Canadian real estate market sales fall in April

The dampening effect of interest rate hikes on the Canadian real estate market, which has been heating up rapidly in recent years, is emerging. Statistics released by the Canadian Real Estate Association on May 16 showed that national home sales in Canada fell 12.6% in April this year from the previous month.

April’s real estate price index fell 0.6% month-on-month, but was still up 23.8% year-on-year. The real average selling price of real estate nationwide rose 7.4% year-on-year in April on a non-seasonally adjusted basis. Actual transaction volumes, not seasonally adjusted, were 25.7% lower than a year earlier.

Canadian real estate

After several years of record-breaking growth, real estate markets in many parts of Canada have cooled sharply over the past two months, in line with a jump in interest rates and buyer fatigue, said Jill Odell, president of the Canadian Real Estate Association. compliant.
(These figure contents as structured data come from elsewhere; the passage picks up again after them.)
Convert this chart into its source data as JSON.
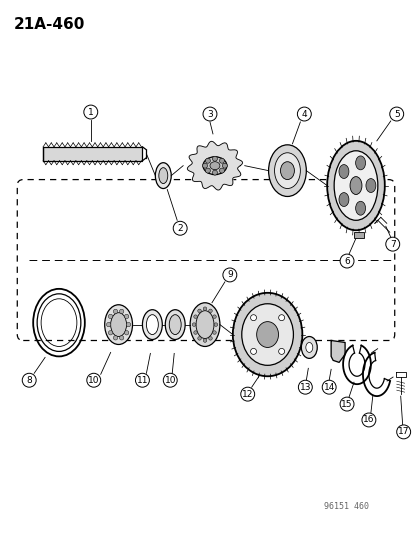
{
  "title": "21A-460",
  "watermark": "96151 460",
  "bg_color": "#ffffff",
  "line_color": "#000000",
  "fig_width": 4.14,
  "fig_height": 5.33,
  "dpi": 100,
  "title_fontsize": 11,
  "watermark_fontsize": 6,
  "label_fontsize": 6.5
}
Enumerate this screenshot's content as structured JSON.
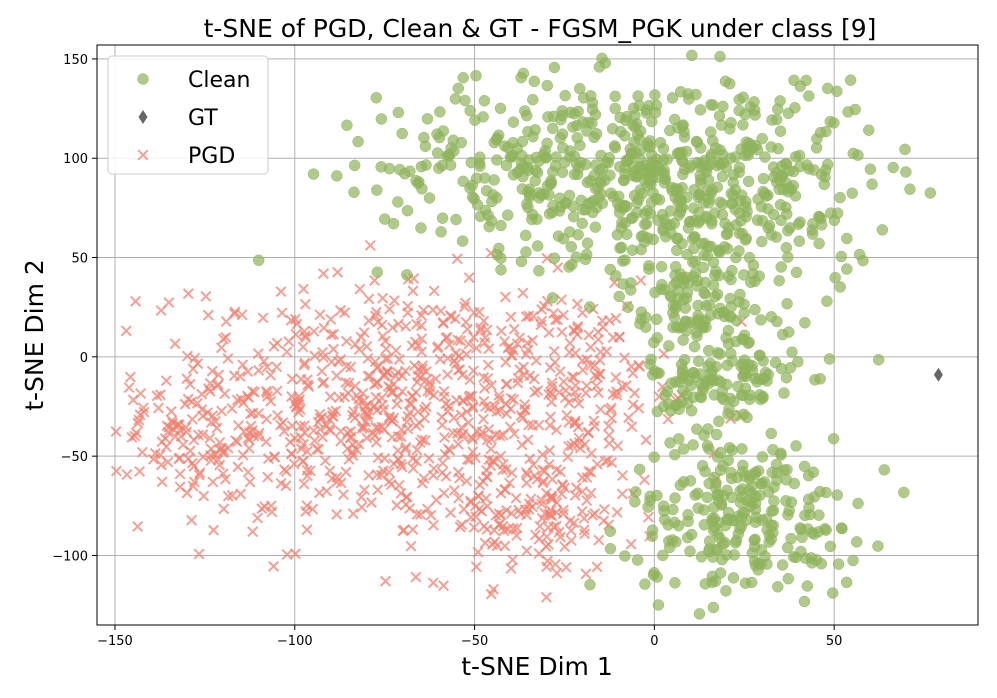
{
  "chart_data": {
    "type": "scatter",
    "title": "t-SNE of PGD, Clean & GT - FGSM_PGK under class [9]",
    "xlabel": "t-SNE Dim 1",
    "ylabel": "t-SNE Dim 2",
    "xlim": [
      -155,
      90
    ],
    "ylim": [
      -135,
      157
    ],
    "xticks": [
      -150,
      -100,
      -50,
      0,
      50
    ],
    "yticks": [
      -100,
      -50,
      0,
      50,
      100,
      150
    ],
    "grid": true,
    "legend_position": "top-left",
    "series": [
      {
        "name": "Clean",
        "marker": "circle",
        "color": "#8fb35b",
        "clusters": [
          {
            "cx": -20,
            "cy": 95,
            "sx": 28,
            "sy": 22,
            "n": 420
          },
          {
            "cx": 25,
            "cy": 85,
            "sx": 18,
            "sy": 30,
            "n": 280
          },
          {
            "cx": 12,
            "cy": 30,
            "sx": 10,
            "sy": 20,
            "n": 140
          },
          {
            "cx": 20,
            "cy": -15,
            "sx": 10,
            "sy": 12,
            "n": 110
          },
          {
            "cx": 25,
            "cy": -80,
            "sx": 16,
            "sy": 20,
            "n": 250
          }
        ]
      },
      {
        "name": "GT",
        "marker": "diamond",
        "color": "#666666",
        "points": [
          [
            79,
            -9
          ]
        ]
      },
      {
        "name": "PGD",
        "marker": "x",
        "color": "#f08070",
        "clusters": [
          {
            "cx": -75,
            "cy": -25,
            "sx": 33,
            "sy": 32,
            "n": 700
          },
          {
            "cx": -35,
            "cy": -80,
            "sx": 15,
            "sy": 16,
            "n": 140
          },
          {
            "cx": -130,
            "cy": -40,
            "sx": 8,
            "sy": 18,
            "n": 60
          },
          {
            "cx": -20,
            "cy": -15,
            "sx": 12,
            "sy": 25,
            "n": 100
          }
        ]
      }
    ]
  }
}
Sales are in decline in about 80 per cent of local markets across Canada. The national average home price is largely influenced by sales in the two most active and expensive markets, Metro Vancouver and the Greater Toronto Area.

Home sales recorded by the nationally connected system fell 12.6 per cent between March and April this year, showing that monthly activity in the housing market was at its lowest level since summer 2020.

The number of new listings fell 2.2% year-on-year in April, and the ratio of sales to new listings fell to 66.5%, meaning that activity in the housing market is at its lowest level since June 2020. The Canadian Real Estate Association believes that this ratio is on the verge of forming a seller’s market and a balanced market.

Canada’s nationwide housing market still had 2.2 months of inventory at the end of April, a historically low level.

After the emergence of the COVID-19, the Bank of Canada slashed interest rates to ultra-low levels, and house prices continued to rise across Canada, with an overall increase of more than 50% so far.

The Bank of Canada announced on March 2 that it would raise interest rates for the first time since October 2018, raising the benchmark interest rate from 0.25% to 0.5%. On April 13, the Bank of Canada further raised interest rates to 1% and announced that it would start a quantitative tightening policy. The next window for the Bank of Canada to raise interest rates is June 1. It is widely expected that the Bank of Canada will raise interest rates further.